Оправившись от ударов, Устимцев попробовал затеять пересмотр дела Докучаева. Не тут-то было. Сотрудники, напуганные участью начальства, вроде бы не препятствовали хлопотам, но все его рапорты, отысканные через родню Докучаева, жалобы и прошения застревали по кабинетам, и хотя тихим-тихим ходом начался процесс реабилитации, но эффекта достигал, только если просьбы об этом исходили из самого верха – от Маленкова, Микояна или Хрущева. Инициатива снизу глушилась.
Наконец Валерия вызвал к себе полковник Лисюцкий.
– Сути дела можешь не рассказывать. Сам знаю. И как тебя дурака Докучаев вокруг пальца обвел, мне тоже известно. И не из твоего рапорта – не ты первый на таких играх попадаешься. Что делать – нам приходится противостоять людям гораздо более образованным, чем… чем многие из нас. Речь не об этом. Я могу выпустить твоего Докучаева и его подельников хоть сегодня. Но не буду.
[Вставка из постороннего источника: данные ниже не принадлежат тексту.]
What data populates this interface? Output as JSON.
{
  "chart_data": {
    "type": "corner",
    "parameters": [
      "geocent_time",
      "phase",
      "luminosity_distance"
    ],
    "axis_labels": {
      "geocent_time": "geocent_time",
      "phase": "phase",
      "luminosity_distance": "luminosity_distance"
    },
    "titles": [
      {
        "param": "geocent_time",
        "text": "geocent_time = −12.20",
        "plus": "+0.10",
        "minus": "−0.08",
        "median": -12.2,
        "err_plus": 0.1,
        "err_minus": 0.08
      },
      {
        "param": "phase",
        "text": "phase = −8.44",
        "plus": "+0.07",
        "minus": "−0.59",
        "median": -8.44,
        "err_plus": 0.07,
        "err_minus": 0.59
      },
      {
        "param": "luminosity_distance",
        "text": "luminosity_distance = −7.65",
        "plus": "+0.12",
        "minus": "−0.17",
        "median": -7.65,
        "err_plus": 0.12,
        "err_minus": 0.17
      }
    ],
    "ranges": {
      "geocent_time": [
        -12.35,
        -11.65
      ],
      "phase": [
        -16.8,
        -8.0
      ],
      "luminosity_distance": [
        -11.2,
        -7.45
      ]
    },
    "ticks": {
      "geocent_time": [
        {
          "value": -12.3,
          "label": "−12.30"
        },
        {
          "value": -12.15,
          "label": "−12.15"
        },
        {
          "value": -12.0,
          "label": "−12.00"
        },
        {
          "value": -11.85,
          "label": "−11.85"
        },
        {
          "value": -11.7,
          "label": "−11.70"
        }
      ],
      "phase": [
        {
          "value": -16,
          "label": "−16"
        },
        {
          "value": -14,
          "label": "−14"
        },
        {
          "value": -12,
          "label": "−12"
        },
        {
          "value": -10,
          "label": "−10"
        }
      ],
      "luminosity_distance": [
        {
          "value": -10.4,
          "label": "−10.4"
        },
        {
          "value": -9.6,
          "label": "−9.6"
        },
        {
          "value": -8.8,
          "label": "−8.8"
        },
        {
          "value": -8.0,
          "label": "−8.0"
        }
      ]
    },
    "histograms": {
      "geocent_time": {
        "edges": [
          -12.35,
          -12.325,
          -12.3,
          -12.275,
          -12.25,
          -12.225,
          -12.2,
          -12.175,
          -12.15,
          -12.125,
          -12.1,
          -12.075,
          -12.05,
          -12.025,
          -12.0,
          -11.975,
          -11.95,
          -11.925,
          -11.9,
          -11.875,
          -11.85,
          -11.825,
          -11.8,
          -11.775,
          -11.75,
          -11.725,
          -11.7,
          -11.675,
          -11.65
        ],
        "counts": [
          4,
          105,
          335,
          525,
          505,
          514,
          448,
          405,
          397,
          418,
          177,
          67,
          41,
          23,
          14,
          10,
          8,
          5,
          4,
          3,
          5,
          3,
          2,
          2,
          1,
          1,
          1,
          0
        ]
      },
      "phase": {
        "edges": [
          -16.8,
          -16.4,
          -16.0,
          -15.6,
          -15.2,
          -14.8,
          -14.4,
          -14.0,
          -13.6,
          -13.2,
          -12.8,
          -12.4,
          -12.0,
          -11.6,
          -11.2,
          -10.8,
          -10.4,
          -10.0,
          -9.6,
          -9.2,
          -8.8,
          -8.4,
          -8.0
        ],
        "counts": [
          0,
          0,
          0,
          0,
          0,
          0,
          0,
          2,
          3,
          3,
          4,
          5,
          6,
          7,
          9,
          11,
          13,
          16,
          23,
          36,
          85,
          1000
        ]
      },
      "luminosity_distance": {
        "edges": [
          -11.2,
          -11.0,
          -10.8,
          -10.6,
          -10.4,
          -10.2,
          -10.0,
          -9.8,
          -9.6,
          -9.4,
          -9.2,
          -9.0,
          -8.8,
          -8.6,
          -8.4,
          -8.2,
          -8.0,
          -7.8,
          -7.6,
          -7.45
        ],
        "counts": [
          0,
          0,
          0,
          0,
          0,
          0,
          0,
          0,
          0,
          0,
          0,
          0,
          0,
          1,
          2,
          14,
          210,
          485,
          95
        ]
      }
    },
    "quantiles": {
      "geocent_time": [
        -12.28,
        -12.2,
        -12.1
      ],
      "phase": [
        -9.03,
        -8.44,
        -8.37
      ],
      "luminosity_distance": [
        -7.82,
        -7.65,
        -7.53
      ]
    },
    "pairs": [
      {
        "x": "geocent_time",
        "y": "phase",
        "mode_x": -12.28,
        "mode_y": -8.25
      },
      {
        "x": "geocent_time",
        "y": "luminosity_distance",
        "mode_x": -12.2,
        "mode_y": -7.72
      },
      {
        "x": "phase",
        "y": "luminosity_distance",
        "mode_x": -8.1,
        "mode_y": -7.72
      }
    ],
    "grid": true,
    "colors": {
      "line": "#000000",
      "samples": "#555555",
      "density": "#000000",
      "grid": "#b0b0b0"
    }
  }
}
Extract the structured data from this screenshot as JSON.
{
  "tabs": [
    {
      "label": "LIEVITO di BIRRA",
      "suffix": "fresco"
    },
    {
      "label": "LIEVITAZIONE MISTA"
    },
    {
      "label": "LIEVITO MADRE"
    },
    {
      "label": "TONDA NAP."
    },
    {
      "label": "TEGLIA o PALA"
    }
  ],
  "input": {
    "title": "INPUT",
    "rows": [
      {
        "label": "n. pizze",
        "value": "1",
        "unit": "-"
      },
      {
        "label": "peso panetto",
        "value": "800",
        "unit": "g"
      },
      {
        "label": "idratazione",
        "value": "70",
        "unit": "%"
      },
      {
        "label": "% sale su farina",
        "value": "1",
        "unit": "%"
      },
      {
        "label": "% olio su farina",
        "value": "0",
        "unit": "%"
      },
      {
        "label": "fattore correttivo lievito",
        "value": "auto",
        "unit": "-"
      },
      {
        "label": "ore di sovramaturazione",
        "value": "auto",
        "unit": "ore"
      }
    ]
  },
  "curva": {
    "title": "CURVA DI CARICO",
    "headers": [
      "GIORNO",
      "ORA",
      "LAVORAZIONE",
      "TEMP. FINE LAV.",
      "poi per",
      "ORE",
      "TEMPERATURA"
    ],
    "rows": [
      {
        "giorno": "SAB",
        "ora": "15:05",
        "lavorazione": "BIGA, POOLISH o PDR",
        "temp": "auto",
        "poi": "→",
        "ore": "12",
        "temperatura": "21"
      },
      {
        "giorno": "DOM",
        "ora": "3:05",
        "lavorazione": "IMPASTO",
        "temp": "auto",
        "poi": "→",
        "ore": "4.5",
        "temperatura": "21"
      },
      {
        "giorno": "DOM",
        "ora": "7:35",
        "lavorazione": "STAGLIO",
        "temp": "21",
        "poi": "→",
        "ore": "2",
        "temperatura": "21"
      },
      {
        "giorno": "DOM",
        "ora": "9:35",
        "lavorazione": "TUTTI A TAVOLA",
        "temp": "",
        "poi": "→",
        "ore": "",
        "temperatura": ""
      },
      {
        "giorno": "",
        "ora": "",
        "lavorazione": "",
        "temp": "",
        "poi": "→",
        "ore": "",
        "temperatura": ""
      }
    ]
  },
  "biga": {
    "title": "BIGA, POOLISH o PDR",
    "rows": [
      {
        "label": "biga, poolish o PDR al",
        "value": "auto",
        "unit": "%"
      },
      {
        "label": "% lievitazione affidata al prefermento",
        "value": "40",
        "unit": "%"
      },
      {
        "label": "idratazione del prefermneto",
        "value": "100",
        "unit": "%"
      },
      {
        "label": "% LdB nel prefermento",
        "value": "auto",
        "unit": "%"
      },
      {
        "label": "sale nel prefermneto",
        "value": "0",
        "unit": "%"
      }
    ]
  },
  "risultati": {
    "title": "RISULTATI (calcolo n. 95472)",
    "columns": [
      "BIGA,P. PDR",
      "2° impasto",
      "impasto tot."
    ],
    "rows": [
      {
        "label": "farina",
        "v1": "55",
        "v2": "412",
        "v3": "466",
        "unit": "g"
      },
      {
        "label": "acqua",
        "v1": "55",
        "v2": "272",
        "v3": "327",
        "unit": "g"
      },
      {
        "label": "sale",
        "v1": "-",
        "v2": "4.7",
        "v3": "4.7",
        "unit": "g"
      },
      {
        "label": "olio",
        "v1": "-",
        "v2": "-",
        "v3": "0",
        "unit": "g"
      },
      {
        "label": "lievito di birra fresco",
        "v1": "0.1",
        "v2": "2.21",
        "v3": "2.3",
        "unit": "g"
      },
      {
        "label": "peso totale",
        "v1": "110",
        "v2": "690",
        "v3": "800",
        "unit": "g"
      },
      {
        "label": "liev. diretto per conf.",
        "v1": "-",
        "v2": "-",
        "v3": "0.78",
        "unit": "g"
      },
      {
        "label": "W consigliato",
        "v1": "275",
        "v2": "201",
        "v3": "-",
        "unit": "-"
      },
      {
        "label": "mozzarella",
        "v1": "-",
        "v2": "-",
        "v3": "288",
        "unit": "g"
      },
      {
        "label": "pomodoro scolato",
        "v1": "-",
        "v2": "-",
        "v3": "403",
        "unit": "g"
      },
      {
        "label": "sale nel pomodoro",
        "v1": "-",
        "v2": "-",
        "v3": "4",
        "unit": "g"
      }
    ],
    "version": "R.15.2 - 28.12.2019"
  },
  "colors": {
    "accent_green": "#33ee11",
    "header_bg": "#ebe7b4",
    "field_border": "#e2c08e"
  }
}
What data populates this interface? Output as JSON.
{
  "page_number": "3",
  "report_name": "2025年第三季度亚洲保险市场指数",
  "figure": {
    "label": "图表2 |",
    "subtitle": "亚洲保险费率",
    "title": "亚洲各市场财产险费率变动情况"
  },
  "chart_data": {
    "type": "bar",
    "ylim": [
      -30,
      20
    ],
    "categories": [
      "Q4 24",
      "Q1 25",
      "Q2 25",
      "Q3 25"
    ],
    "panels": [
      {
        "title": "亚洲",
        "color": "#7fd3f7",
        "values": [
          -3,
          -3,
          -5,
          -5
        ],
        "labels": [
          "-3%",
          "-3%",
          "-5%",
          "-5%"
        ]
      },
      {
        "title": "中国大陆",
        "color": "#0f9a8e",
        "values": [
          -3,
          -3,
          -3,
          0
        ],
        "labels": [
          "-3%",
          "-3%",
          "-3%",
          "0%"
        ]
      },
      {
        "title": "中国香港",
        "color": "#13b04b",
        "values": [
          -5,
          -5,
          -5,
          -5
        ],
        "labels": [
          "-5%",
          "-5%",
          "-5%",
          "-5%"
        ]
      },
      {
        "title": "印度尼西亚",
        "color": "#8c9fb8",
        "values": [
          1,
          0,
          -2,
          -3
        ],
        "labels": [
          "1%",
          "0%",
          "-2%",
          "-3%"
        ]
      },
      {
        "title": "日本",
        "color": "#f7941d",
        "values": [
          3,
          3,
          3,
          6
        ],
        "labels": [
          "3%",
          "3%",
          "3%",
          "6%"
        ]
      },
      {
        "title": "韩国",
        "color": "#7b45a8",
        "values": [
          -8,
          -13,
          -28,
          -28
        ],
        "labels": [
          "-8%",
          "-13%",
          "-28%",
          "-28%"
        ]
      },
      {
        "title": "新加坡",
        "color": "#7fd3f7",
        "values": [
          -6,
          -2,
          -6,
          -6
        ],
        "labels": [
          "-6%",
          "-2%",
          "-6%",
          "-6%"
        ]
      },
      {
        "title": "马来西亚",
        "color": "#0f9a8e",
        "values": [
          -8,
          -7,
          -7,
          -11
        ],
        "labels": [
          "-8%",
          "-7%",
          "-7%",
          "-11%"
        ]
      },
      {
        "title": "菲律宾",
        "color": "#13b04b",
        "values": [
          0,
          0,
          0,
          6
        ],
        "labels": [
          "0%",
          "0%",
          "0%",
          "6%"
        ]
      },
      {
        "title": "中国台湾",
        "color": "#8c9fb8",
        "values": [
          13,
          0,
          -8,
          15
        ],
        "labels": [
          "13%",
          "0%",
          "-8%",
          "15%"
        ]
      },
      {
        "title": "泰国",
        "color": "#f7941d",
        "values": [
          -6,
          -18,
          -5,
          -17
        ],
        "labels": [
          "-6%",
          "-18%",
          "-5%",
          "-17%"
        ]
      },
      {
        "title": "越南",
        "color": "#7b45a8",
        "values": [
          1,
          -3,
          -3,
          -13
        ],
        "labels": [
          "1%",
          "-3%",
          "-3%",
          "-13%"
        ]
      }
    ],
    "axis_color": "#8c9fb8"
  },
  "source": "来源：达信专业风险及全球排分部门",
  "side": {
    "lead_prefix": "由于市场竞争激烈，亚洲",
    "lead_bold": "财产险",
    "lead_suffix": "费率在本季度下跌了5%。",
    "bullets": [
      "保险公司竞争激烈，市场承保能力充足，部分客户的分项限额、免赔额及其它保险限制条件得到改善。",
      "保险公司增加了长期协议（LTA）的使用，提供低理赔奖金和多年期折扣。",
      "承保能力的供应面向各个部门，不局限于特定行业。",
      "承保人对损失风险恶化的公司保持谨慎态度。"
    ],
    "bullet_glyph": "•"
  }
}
– Почему же, товарищ полковник? Все же ясно. Как с врачами.
Лисюцкий поморщился:
– Между прочим, капитан, наше ведомство в свое время называлось Главным Политическим Управлением. Политическим. Это значит, что первыми в политике государства должны разбираться мы. И первыми понимать политическую ситуацию. А ты, я вижу, именно политического чутья и лишен. И не видишь, что в момент, когда по авторитету наших органов нанесен такой удар, не надо проявлять преждевременной инициативы. Твоих врачей освободили не потому, что Берия или Маленков такие добрые, а потому, что создавалась обстановка, в отсутствие товарища Сталина неуправляемая.
– Так ведь, товарищ полковник, ясно же, что они ни в чем не виноваты.
– Вина, дорогой мой, не главная причина. Если с логической точки зрения посмотреть даже на открытые процессы, там найдешь немало предметов для размышлений. Мы – оружие партии. А оно поворачивается по целям, нужным партии, а не демагогам, рассуждающим о справедливости. Так вот, капитан, вы сейчас своими хлопотами воленс-ноленс можете направить оружие партии против себя.